As to the “hey wake up and tell us you’re still here” nanny feature… this is a REAL bother. I am often working on multiple things in the same area, and can easily let that half minute window walk on by when I’m three feet from the roaster, paying attention to something else with my EYES, but “all ears” and listening for the first few pops of crack…. which, by long habit, I do NOT miss. To be FORCED to acknowledge my presence by physically interacting with the infernal Nanny Feature, and missing, at times by mere seconds, that tiny window has cost me a few batches of coffee. Once it stalls, there is no effecive way to rescue, rewind, relaunch. I think there should be a means of disabling that bug.

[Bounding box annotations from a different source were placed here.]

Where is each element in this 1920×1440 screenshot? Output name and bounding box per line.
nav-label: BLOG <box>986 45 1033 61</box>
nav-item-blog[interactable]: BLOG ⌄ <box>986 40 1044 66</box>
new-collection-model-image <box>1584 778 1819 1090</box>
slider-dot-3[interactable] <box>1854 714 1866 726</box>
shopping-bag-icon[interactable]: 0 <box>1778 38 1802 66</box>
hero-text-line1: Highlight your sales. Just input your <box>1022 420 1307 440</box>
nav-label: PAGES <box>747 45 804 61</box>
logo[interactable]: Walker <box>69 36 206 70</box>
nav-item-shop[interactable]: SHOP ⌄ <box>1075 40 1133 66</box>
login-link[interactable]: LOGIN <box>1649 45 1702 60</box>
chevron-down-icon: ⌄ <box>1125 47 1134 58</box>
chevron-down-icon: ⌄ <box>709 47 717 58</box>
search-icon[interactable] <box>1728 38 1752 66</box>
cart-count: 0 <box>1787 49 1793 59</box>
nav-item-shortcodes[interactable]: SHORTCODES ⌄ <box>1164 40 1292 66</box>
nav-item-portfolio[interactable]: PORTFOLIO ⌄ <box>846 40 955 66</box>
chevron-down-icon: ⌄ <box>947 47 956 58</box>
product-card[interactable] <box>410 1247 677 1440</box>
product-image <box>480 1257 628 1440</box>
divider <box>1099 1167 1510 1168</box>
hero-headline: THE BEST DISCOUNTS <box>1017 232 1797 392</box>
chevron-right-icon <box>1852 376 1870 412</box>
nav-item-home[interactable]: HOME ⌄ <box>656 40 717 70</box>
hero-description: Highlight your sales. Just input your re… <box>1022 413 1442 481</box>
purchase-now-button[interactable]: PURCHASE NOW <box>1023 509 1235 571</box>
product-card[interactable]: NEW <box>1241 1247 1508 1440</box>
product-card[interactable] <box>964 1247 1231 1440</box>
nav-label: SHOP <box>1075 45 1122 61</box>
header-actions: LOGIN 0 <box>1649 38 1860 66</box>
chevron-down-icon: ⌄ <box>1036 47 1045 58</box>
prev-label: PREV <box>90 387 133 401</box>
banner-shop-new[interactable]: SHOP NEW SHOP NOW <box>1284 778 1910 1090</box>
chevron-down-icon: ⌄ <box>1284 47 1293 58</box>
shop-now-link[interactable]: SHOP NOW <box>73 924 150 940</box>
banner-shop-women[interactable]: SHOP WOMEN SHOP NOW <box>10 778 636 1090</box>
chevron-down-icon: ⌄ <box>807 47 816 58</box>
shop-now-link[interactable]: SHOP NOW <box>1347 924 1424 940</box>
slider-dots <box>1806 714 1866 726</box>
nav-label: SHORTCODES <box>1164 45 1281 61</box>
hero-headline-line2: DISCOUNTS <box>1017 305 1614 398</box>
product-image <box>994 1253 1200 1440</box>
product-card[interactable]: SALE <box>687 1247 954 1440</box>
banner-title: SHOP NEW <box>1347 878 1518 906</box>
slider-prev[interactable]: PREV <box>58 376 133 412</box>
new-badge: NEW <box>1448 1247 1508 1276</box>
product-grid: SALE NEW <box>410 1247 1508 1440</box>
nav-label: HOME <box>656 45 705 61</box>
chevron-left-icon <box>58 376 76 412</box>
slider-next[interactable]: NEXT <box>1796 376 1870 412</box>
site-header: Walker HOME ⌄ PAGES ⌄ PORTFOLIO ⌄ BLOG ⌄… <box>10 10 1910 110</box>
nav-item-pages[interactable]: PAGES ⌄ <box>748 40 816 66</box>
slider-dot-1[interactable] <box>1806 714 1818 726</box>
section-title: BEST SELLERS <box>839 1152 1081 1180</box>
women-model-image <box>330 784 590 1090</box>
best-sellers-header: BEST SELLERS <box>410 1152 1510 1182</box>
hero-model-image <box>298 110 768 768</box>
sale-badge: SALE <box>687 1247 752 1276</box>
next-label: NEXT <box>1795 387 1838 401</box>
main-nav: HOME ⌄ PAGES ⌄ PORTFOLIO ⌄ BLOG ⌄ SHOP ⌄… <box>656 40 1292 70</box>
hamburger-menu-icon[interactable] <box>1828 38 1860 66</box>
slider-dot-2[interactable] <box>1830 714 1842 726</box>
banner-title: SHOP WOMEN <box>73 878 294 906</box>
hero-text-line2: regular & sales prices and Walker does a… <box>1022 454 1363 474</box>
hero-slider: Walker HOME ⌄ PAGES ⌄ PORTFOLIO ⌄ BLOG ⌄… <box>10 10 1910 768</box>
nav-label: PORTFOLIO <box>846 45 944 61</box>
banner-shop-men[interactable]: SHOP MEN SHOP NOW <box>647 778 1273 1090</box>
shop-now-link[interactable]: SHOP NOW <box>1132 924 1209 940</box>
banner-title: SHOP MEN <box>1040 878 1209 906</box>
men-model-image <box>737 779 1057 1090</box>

One of my customers is wheelchair bound, and, while he is quite agile in that contraption, he is often inches away, his eyes on something else, but listening and smelling, and well aware of when he needs to DO something. But he is keyed into what is happening inside the roaster, by sound and smell, and not so much by either time or the machines whimsical demands.
The other issue… the long slow climb to crack, is obviously a function of how many BTU can a 15 amp machine pour into a mass of beans. One pound is ahopeless case, it is really a half pound roaster. But even at that loading the machine to work hard to come to crack in anything “normal” (and I tend to try and hit crack somewhere in the 7.5 to 9.5 minute mark)
Notwithstanding the above remarks, the machines can, and do, turn out some very drinkable coffees, IF one manages to get a handle on its peculiarities. I have had some fine cups made from what these can do. They are VERY consistent batch to batch, too, given one programmes consistently.
I’m waiting for a 220 volt 60 Hz 30 amp version…….. but I rather think that will be a long wait, as it would bring a total redesign. And Joe is busy working on “other stuff” he’s got up his sleeve!!!
This is the best countertop home roaster since the venerable old i-Roast, now long gone. I am thankful for the good work put into them to make them what they are.
I learned through this video (https://www.youtube.com/watch?v=tfxebAf6Dd0) that the “I am still here” feature of the machine was required as some type of legal requirement to get the machine onto the domestic market. I don’t think they would put this in just to annoy users with spoilt batches of beans. He also has a workflow that incorporates a stopwatch so you can sync it with the machine to get an audible warning when you have to press the button. Maybe use a timer app on a smartphone?
Anyone use this roaster with 250g samples?